What's really happening beneath your code: bits, memory, and how C becomes electricity. This module climbs from an everyday intuition to the real mechanism, then names the Stanford course it descends from.

Teacher script · ~45 min

  1. 0–5

    Hook

    Underneath every photo, song, and message is a long string of 1s and 0s: bits, each a tiny on/off switch. Numbers, letters, colors are all just agreed-upon codes over bits. The computer never sees 'cat'; it sees switches. Understanding that demystifies the whole machine.

  2. 5–15

    Explore

    Students do the activity in pairs: Number 8 cups in a row. Put a note in cup 3 saying 'see cup 6.' Put candy in cup 6. You just followed a pointer.

  3. 15–30

    Explain

    The C you write is translated into 'assembly': a handful of dead-simple instructions the chip physically runs: load this box, add these, jump there.
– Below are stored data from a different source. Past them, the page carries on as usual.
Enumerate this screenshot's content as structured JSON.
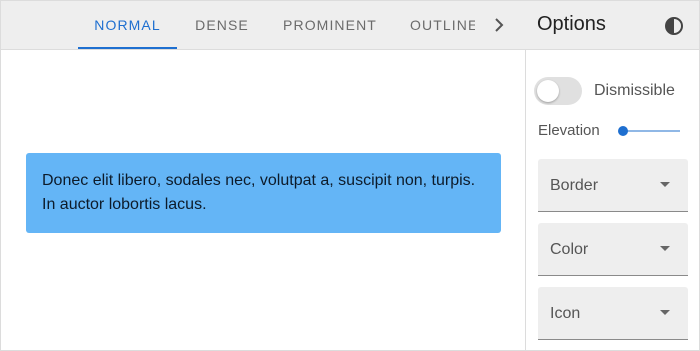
{
  "tabs": [
    {
      "label": "NORMAL",
      "active": true
    },
    {
      "label": "DENSE",
      "active": false
    },
    {
      "label": "PROMINENT",
      "active": false
    },
    {
      "label": "OUTLINED",
      "active": false
    }
  ],
  "options": {
    "title": "Options",
    "contrast_icon": "contrast-icon",
    "dismissible": {
      "label": "Dismissible",
      "on": false
    },
    "elevation": {
      "label": "Elevation",
      "value": 0
    },
    "selects": [
      {
        "label": "Border",
        "value": ""
      },
      {
        "label": "Color",
        "value": ""
      },
      {
        "label": "Icon",
        "value": ""
      }
    ]
  },
  "banner": {
    "text": "Donec elit libero, sodales nec, volutpat a, suscipit non, turpis. In auctor lobortis lacus.",
    "color": "#64b5f6"
  },
  "colors": {
    "accent": "#1e6fd0",
    "topbar": "#eeeeee"
  }
}
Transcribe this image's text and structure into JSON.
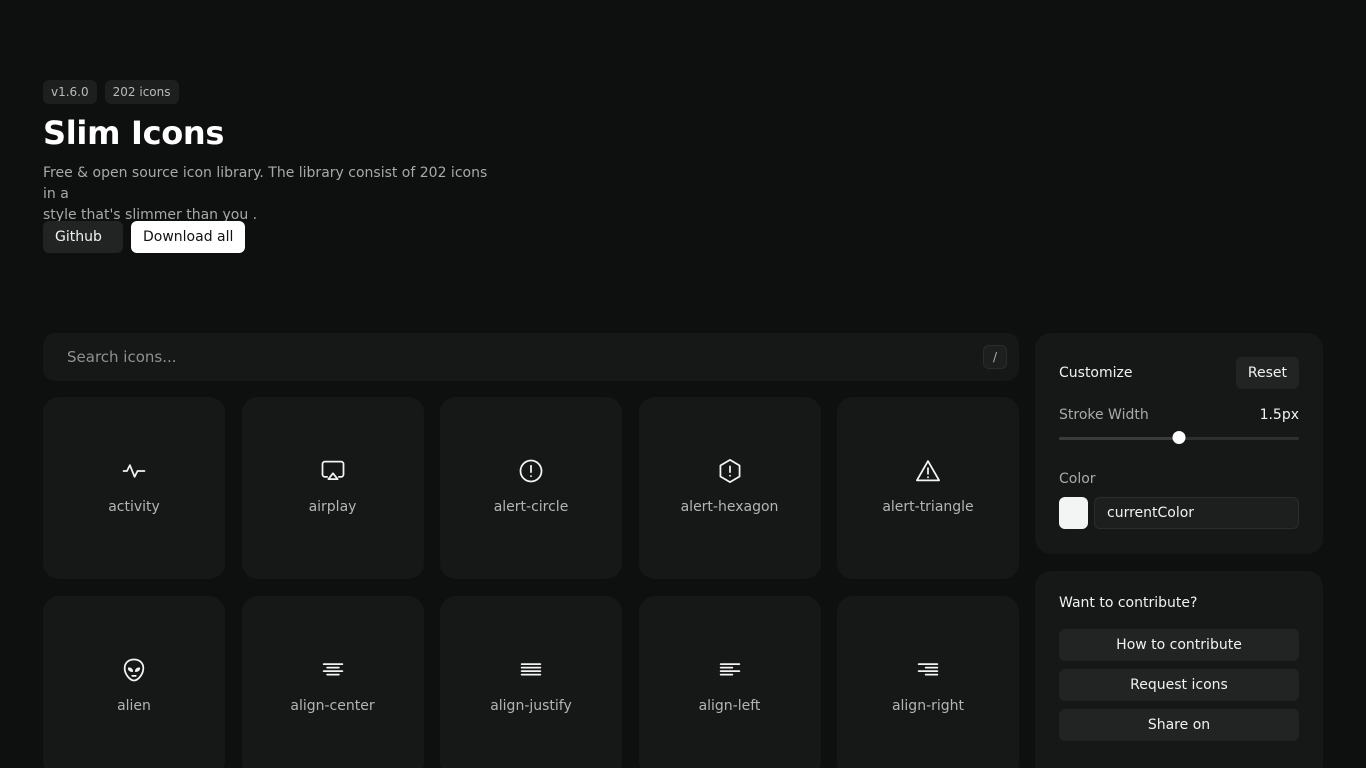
{
  "hero": {
    "version_badge": "v1.6.0",
    "count_badge": "202 icons",
    "title": "Slim Icons",
    "description_line1": "Free & open source icon library. The library consist of 202 icons in a",
    "description_line2": "style that's slimmer than you   .",
    "github_label": "Github",
    "download_label": "Download all"
  },
  "search": {
    "placeholder": "Search icons...",
    "shortcut": "/"
  },
  "icons": [
    {
      "label": "activity",
      "icon": "activity-icon"
    },
    {
      "label": "airplay",
      "icon": "airplay-icon"
    },
    {
      "label": "alert-circle",
      "icon": "alert-circle-icon"
    },
    {
      "label": "alert-hexagon",
      "icon": "alert-hexagon-icon"
    },
    {
      "label": "alert-triangle",
      "icon": "alert-triangle-icon"
    },
    {
      "label": "alien",
      "icon": "alien-icon"
    },
    {
      "label": "align-center",
      "icon": "align-center-icon"
    },
    {
      "label": "align-justify",
      "icon": "align-justify-icon"
    },
    {
      "label": "align-left",
      "icon": "align-left-icon"
    },
    {
      "label": "align-right",
      "icon": "align-right-icon"
    }
  ],
  "customize": {
    "title": "Customize",
    "reset_label": "Reset",
    "stroke_label": "Stroke Width",
    "stroke_value": "1.5px",
    "stroke_fraction": 0.5,
    "color_label": "Color",
    "color_value": "currentColor",
    "swatch_color": "#f3f5f4"
  },
  "contribute": {
    "title": "Want to contribute?",
    "how_label": "How to contribute",
    "request_label": "Request icons",
    "share_label": "Share on"
  },
  "colors": {
    "background": "#0e0f0f",
    "card": "#161717",
    "accent": "#ffffff"
  }
}
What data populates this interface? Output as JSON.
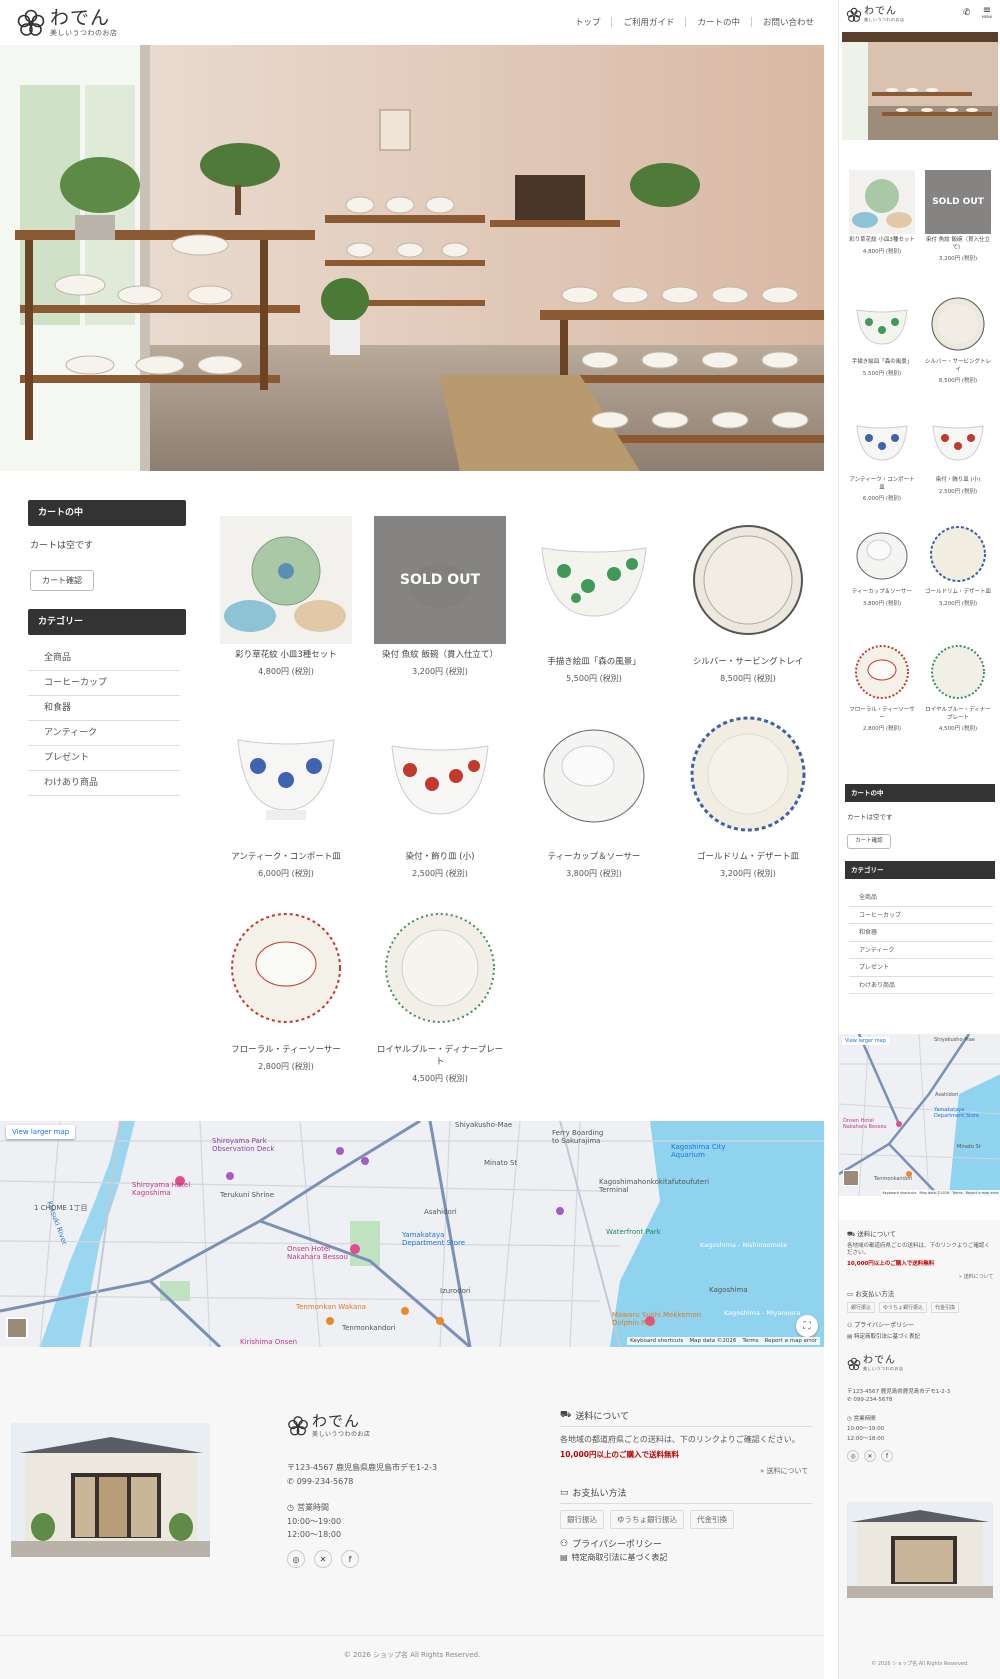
{
  "brand": {
    "name": "わでん",
    "tagline": "美しいうつわのお店"
  },
  "nav": {
    "items": [
      "トップ",
      "ご利用ガイド",
      "カートの中",
      "お問い合わせ"
    ]
  },
  "sidebar": {
    "cart_heading": "カートの中",
    "cart_empty": "カートは空です",
    "cart_button": "カート確認",
    "category_heading": "カテゴリー",
    "categories": [
      "全商品",
      "コーヒーカップ",
      "和食器",
      "アンティーク",
      "プレゼント",
      "わけあり商品"
    ]
  },
  "products": [
    {
      "name": "彩り草花紋 小皿3種セット",
      "price": "4,800円 (税別)",
      "sold_out": false
    },
    {
      "name": "染付 魚紋 飯碗（貫入仕立て）",
      "price": "3,200円 (税別)",
      "sold_out": true
    },
    {
      "name": "手描き絵皿「森の風景」",
      "price": "5,500円 (税別)",
      "sold_out": false
    },
    {
      "name": "シルバー・サービングトレイ",
      "price": "8,500円 (税別)",
      "sold_out": false
    },
    {
      "name": "アンティーク・コンポート皿",
      "price": "6,000円 (税別)",
      "sold_out": false
    },
    {
      "name": "染付・飾り皿 (小)",
      "price": "2,500円 (税別)",
      "sold_out": false
    },
    {
      "name": "ティーカップ＆ソーサー",
      "price": "3,800円 (税別)",
      "sold_out": false
    },
    {
      "name": "ゴールドリム・デザート皿",
      "price": "3,200円 (税別)",
      "sold_out": false
    },
    {
      "name": "フローラル・ティーソーサー",
      "price": "2,800円 (税別)",
      "sold_out": false
    },
    {
      "name": "ロイヤルブルー・ディナープレート",
      "price": "4,500円 (税別)",
      "sold_out": false
    }
  ],
  "sold_out_label": "SOLD OUT",
  "map": {
    "view_larger": "View larger map",
    "labels": [
      "Shiroyama Park Observation Deck",
      "Shiroyama Hotel Kagoshima",
      "Terukuni Shrine",
      "Asahidori",
      "Yamakataya Department Store",
      "Onsen Hotel Nakahara Bessou",
      "Tenmonkan Wakana",
      "Izurodori",
      "Tenmonkandori",
      "Kagoshima City Aquarium",
      "Kagoshimahonkokitafutoufuteri Terminal",
      "Ferry Boarding to Sakurajima",
      "Waterfront Park",
      "Kagoshima",
      "Mawaru Sushi Mekkemon Dolphin Port",
      "Kirishima Onsen",
      "Shiyakusho-Mae",
      "Kotsuki River",
      "Minato St",
      "Kagoshima - Nishinoomote",
      "Kagoshima - Miyanoura",
      "1 CHOME 1丁目"
    ],
    "attribution": [
      "Keyboard shortcuts",
      "Map data ©2026",
      "Terms",
      "Report a map error"
    ]
  },
  "footer": {
    "address": "〒123-4567 鹿児島県鹿児島市デモ1-2-3",
    "phone": "099-234-5678",
    "hours_title": "営業時間",
    "hours": [
      "10:00〜19:00",
      "12:00〜18:00"
    ],
    "shipping_title": "送料について",
    "shipping_text": "各地域の都道府県ごとの送料は、下のリンクよりご確認ください。",
    "shipping_free": "10,000円以上のご購入で送料無料",
    "shipping_link": "» 送料について",
    "payment_title": "お支払い方法",
    "payment_methods": [
      "銀行振込",
      "ゆうちょ銀行振込",
      "代金引換"
    ],
    "privacy": "プライバシーポリシー",
    "tokusho": "特定商取引法に基づく表記",
    "copyright": "© 2026 ショップ名 All Rights Reserved.",
    "sns": [
      "instagram-icon",
      "x-icon",
      "facebook-icon"
    ]
  },
  "mobile": {
    "menu_label": "MENU"
  },
  "colors": {
    "dark": "#333333",
    "accent_red": "#c00000",
    "bg_footer": "#f7f7f7"
  }
}
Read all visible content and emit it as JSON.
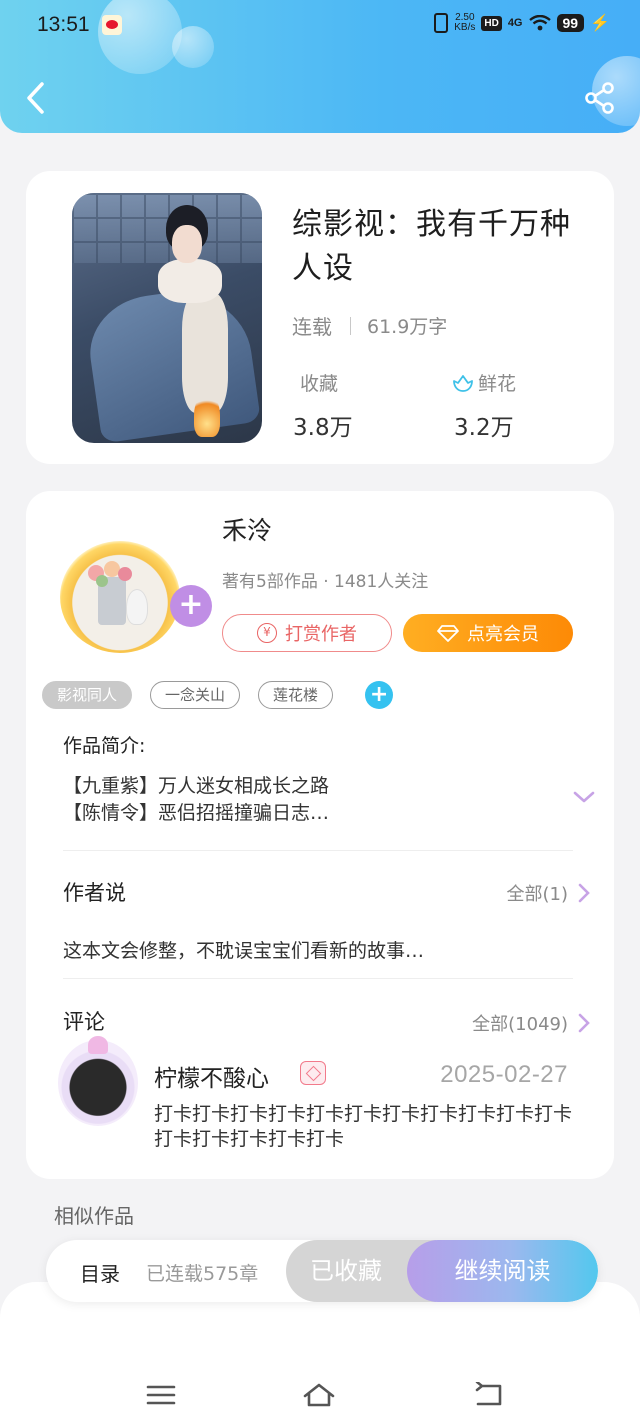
{
  "status_bar": {
    "time": "13:51",
    "net_speed_value": "2.50",
    "net_speed_unit": "KB/s",
    "hd": "HD",
    "signal": "4G",
    "battery": "99"
  },
  "book": {
    "title": "综影视：我有千万种人设",
    "status": "连载",
    "word_count": "61.9万字",
    "favorites_label": "收藏",
    "favorites_value": "3.8万",
    "flowers_label": "鲜花",
    "flowers_value": "3.2万"
  },
  "author": {
    "name": "禾泠",
    "meta": "著有5部作品 · 1481人关注",
    "reward_label": "打赏作者",
    "vip_label": "点亮会员",
    "reward_color": "#e96565",
    "vip_color": "#fd8a06"
  },
  "tags": [
    {
      "label": "影视同人"
    },
    {
      "label": "一念关山"
    },
    {
      "label": "莲花楼"
    }
  ],
  "intro": {
    "title": "作品简介:",
    "line1": "【九重紫】万人迷女相成长之路",
    "line2": "【陈情令】恶侣招摇撞骗日志…"
  },
  "author_says": {
    "title": "作者说",
    "more": "全部(1)",
    "text": "这本文会修整，不耽误宝宝们看新的故事…"
  },
  "comments": {
    "title": "评论",
    "more": "全部(1049)",
    "item": {
      "user": "柠檬不酸心",
      "date": "2025-02-27",
      "text": "打卡打卡打卡打卡打卡打卡打卡打卡打卡打卡打卡打卡打卡打卡打卡打卡"
    }
  },
  "similar_title": "相似作品",
  "bottom_bar": {
    "toc": "目录",
    "chapters": "已连载575章",
    "saved": "已收藏",
    "read": "继续阅读"
  },
  "icons": {
    "back": "chevron-left-icon",
    "share": "share-icon",
    "flower": "flower-icon",
    "nav_menu": "menu-icon",
    "nav_home": "home-icon",
    "nav_back": "back-icon"
  },
  "colors": {
    "header_accent": "#4cb7f5",
    "tag_add": "#35c2f0",
    "follow_plus": "#c08ee5"
  }
}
Seeing this layer explains why some code is fast and some slow, why memory layout matters, and how bugs corrupt things they 'shouldn't.'

  4. 30–40

    Connect to the summit

    Show students this is the real thing professionals build: CS107, the real thing. What's really happening beneath your code: bits, memory, and how C becomes electricity.

  5. 40–45

    Check

    Run the formative check below. Anyone who can explain a key term in their own words has it.

Student activity

Number 8 cups in a row. Put a note in cup 3 saying 'see cup 6.' Put candy in cup 6. You just followed a pointer.

Slides

1Title: Computer Organization & Systems
2Hook: Everything is bits
3Do it: Memory is a giant row of boxes
4How it works: Your code is a translation
5Key idea: Bit / byte
6Key idea: Pointer
7Key idea: Stack vs heap
8From the summit: CS107 at Stanford

Formative check

  • 1.In your own words, what is "Bit / byte"? (Looking for: A bit is one on/off switch; a byte is eight of them, the basic storage unit.)
  • 2.In your own words, what is "Pointer"? (Looking for: A value that holds the memory address of some other data.)
  • 3.In your own words, what is "Stack vs heap"? (Looking for: Two regions of memory: the stack for short-lived calls, the heap for data you manage.)

Carry-away concepts

Bit / byte
A bit is one on/off switch; a byte is eight of them, the basic storage unit.
Pointer
A value that holds the memory address of some other data.
Stack vs heap
Two regions of memory: the stack for short-lived calls, the heap for data you manage.
Assembly
The low-level instructions a CPU directly executes, just above raw machine code.

From the summit · the Stanford source

You learn how data is represented in bits, how C maps to assembly and memory, and how to write programs that respect the real machine.

This module descends from CS107 at Stanford. Students who climb the full ladder arrive here.